Vielzahl an Einsatzmöglichkeiten
Bei der Bosch Gruppe, die als Zulieferer für die Automobilindustrie ebenso fungiert, wie als Hersteller von Elektrowerkzeugen und Haushaltsgeräten und auch in der Gebäudetechnik und Verpackungstechnik tätig ist, kommen solche Automatisierungslösungen in vielen Bereichen zum Einsatz. Anwendungsfälle reichen von Kundenservice, Marketing und Personalentwicklung bis hin zum vernetzten und automatisierten Fahren und der Verbesserung von industriellen Produktionsprozessen. "Maschinen produzieren viele Daten. Früher hatten wir drei bis vier Messpunkte. Heute sind es viel mehr", sagt Ledig: "Jetzt sind wir in der Lage die Prozesse in Echtzeit zu analysieren."

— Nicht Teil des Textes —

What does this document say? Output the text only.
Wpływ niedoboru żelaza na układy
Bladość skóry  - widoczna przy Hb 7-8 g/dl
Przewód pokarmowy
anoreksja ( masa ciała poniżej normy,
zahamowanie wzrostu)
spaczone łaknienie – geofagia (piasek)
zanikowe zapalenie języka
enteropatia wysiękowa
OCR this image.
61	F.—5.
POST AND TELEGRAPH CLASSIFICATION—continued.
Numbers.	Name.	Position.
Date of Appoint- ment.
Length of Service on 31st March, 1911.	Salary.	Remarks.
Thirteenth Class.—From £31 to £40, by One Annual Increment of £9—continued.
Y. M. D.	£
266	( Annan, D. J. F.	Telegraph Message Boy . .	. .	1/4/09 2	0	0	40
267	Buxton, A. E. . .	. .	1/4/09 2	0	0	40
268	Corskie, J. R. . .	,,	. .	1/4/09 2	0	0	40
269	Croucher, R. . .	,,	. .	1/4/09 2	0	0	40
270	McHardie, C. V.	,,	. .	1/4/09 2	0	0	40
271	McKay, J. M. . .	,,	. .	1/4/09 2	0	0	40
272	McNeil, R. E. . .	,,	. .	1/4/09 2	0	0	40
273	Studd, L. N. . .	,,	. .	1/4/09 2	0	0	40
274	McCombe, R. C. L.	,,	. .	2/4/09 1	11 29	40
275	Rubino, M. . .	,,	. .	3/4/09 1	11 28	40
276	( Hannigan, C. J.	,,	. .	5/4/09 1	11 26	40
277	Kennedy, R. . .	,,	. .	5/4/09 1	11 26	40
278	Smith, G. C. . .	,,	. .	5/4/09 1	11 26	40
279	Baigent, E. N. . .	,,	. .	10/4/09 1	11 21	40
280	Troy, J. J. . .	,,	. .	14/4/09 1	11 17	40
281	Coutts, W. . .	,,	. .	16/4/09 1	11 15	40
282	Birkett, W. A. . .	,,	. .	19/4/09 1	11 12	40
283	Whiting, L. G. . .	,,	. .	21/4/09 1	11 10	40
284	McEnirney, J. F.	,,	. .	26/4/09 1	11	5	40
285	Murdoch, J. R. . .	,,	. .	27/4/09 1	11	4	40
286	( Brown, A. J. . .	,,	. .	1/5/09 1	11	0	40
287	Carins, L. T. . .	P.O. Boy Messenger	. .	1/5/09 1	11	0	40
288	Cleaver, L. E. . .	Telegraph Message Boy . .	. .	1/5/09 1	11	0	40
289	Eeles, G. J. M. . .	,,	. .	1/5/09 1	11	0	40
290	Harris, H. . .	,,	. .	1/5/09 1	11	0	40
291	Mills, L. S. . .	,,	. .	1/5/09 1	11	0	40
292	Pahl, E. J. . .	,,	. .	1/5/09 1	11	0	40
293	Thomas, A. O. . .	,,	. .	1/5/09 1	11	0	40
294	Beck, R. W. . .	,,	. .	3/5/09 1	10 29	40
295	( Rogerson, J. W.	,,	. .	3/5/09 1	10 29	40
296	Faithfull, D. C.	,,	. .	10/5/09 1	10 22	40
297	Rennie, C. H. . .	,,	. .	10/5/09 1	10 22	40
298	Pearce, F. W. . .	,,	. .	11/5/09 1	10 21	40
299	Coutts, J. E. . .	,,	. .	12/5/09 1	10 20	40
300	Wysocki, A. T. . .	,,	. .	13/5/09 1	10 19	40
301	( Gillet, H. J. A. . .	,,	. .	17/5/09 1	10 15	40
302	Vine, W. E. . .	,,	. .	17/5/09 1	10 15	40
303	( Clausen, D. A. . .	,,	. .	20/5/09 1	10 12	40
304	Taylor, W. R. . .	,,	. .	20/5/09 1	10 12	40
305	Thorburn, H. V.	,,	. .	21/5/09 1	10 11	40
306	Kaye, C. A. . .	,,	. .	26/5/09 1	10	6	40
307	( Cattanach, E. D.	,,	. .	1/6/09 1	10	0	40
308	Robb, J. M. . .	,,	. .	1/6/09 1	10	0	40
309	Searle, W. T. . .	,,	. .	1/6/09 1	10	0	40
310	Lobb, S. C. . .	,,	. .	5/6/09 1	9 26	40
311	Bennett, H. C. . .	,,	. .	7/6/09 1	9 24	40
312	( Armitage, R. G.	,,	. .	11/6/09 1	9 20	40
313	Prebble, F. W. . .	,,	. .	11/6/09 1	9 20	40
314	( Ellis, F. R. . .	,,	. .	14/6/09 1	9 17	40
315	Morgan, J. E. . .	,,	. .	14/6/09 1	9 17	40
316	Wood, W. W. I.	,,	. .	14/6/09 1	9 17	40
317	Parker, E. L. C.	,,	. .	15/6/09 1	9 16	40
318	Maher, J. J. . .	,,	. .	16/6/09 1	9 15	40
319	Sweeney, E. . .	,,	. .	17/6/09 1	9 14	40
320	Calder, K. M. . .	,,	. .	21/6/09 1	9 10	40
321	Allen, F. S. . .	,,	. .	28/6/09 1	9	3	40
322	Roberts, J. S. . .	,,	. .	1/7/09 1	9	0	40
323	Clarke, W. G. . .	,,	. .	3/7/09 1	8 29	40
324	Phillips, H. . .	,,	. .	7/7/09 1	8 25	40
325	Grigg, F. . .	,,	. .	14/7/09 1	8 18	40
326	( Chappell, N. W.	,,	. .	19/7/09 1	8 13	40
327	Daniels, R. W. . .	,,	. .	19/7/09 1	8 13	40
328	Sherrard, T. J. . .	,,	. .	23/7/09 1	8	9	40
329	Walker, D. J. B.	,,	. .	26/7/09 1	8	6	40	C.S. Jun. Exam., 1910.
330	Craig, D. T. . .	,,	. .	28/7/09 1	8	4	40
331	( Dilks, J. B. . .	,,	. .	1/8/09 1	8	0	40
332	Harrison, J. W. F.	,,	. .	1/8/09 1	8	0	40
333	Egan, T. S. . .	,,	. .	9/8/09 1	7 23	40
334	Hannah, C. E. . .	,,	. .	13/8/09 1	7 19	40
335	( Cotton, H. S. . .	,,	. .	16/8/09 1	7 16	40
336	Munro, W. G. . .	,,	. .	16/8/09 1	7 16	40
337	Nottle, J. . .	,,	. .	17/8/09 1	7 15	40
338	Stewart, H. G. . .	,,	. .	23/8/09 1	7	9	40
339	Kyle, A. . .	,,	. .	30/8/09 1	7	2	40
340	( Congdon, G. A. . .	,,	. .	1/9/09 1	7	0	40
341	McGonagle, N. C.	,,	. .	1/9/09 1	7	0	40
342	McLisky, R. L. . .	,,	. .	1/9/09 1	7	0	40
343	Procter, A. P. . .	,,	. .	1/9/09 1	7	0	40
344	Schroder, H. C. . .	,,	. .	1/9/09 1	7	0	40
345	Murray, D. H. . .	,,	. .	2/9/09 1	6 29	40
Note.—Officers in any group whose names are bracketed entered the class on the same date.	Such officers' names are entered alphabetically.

Mit der Technologie könne man in der Produktion viel Geld sparen, Standzeiten ließen sich vermeiden und der Ausschuss reduzieren. Man müsse die großen Versprechen der künstlichen Intelligenz aber in Relation zum Aufwand sehen. "Bei komplexeren Prozessen, bei denen Maschinen künftig selbstständig Entscheidungen treffen müssen, macht die Technologie Sinn. Bei Unternehmen mit komplexen Fertigungsprozessen, die ein Zusammenspiel verschiedener Maschinen erfordern, ergeben sich in der Zukunft signifikante Effekte."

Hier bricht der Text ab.